By Rob Starr, Content Manager, Big4.com
“Despite so many challenges this year, including the U.S. election, continued uncertainties around the global marketplace, and turmoil over the US Fiscal Cliff, 2012 will go down in the books as a solid year for IPOs, and much stronger than 2011,” said Herb Engert, Strategic Growth Markets Practice Leader for Ernst & Young LLP, @HerbEngert. “I see uncertainty continuing to hold us back slightly, but I do think IPOs will rebound in 2013 after a slow few months ahead.”
These comments come after Ernst & Young’s U.S. IPO Pipeline Analysis. was recently released. It showed December is on track to have its slowest month since 2008.
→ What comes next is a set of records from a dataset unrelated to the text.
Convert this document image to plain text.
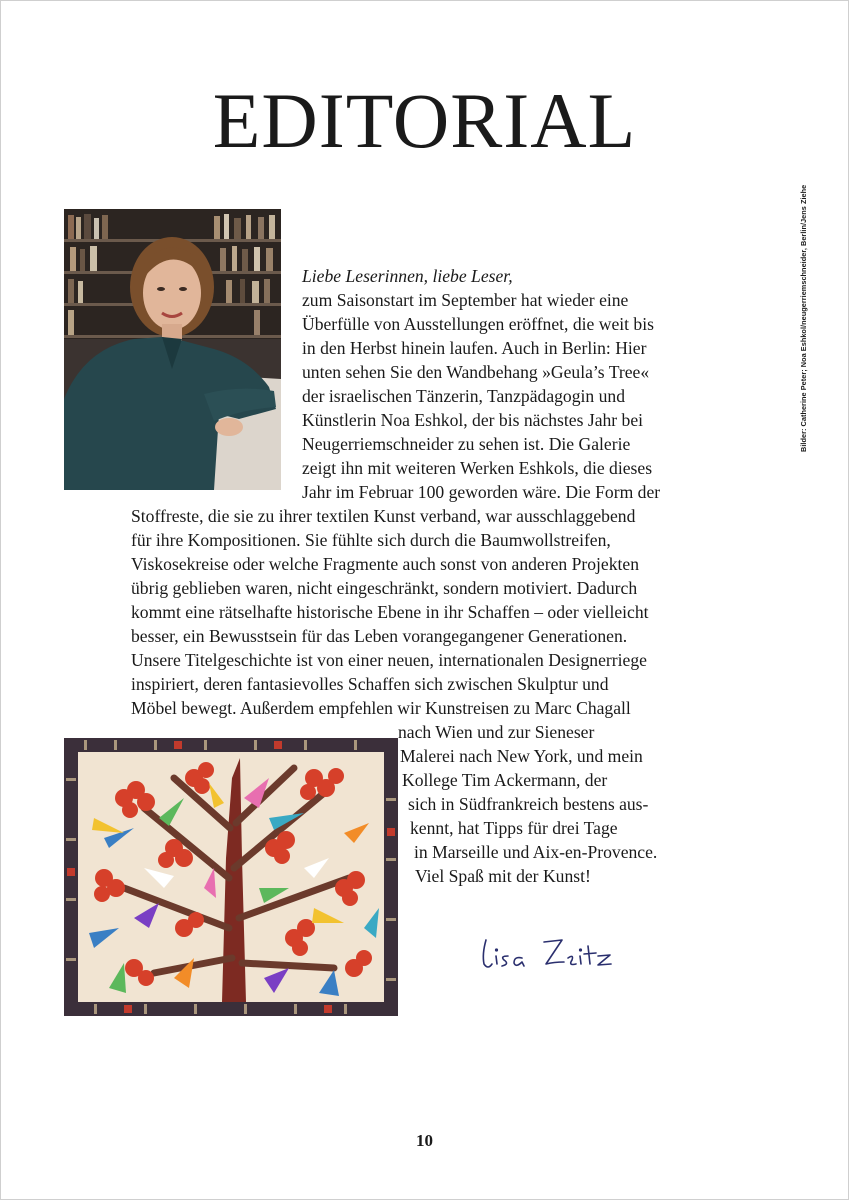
EDITORIAL
Liebe Leserinnen, liebe Leser,
zum Saisonstart im September hat wieder eine
Überfülle von Ausstellungen eröffnet, die weit bis
in den Herbst hinein laufen. Auch in Berlin: Hier
unten sehen Sie den Wandbehang »Geula’s Tree«
der israelischen Tänzerin, Tanzpädagogin und
Künstlerin Noa Eshkol, der bis nächstes Jahr bei
Neugerriemschneider zu sehen ist. Die Galerie
zeigt ihn mit weiteren Werken Eshkols, die dieses
Jahr im Februar 100 geworden wäre. Die Form der
Stoffreste, die sie zu ihrer textilen Kunst verband, war ausschlaggebend
für ihre Kompositionen. Sie fühlte sich durch die Baumwollstreifen,
Viskosekreise oder welche Fragmente auch sonst von anderen Projekten
übrig geblieben waren, nicht eingeschränkt, sondern motiviert. Dadurch
kommt eine rätselhafte historische Ebene in ihr Schaffen – oder vielleicht
besser, ein Bewusstsein für das Leben vorangegangener Generationen.
Unsere Titelgeschichte ist von einer neuen, internationalen Designerriege
inspiriert, deren fantasievolles Schaffen sich zwischen Skulptur und
Möbel bewegt. Außerdem empfehlen wir Kunstreisen zu Marc Chagall
nach Wien und zur Sieneser
Malerei nach New York, und mein
Kollege Tim Ackermann, der
sich in Südfrankreich bestens aus-
kennt, hat Tipps für drei Tage
in Marseille und Aix-en-Provence.
Viel Spaß mit der Kunst!
Bilder: Catherine Peter; Noa Eshkol/neugerriemschneider, Berlin/Jens Ziehe
10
Private equity has remained stable amidst corporate decline and saw a considerable improvement in exits, both through M&A and IPO. PE firms are sitting on more than $360 billion in “dry powder” to deploy, but there is a shortage of quality assets and a noticeable gap between buyer and seller price expectations, which have constrained activity. As a result, buyout firms have struggled to attain a consistent level of activity. Fundraising has been fairly active in 2012, and PE activity is expected to continue momentum and remain consistent with 2012.
“We expect 2013 to be on par with 2012 in terms of deal size, and the sectors that will be in play,” said Jackie Kelley, Americas IPO Leader, for the Ernst & Young organization. “Resolution on the Fiscal Cliff and a strong retail season could drive a boost in the pipeline late in the quarter and early into 2013.”
“A trend we will continue to see in Q4 is companies pursuing a follow-on offering, looking to raise capital. This will challenge the IPO market going forward as new companies in the pipeline will compete for attention and capital with companies that already have a proven track record,” concluded Kelley.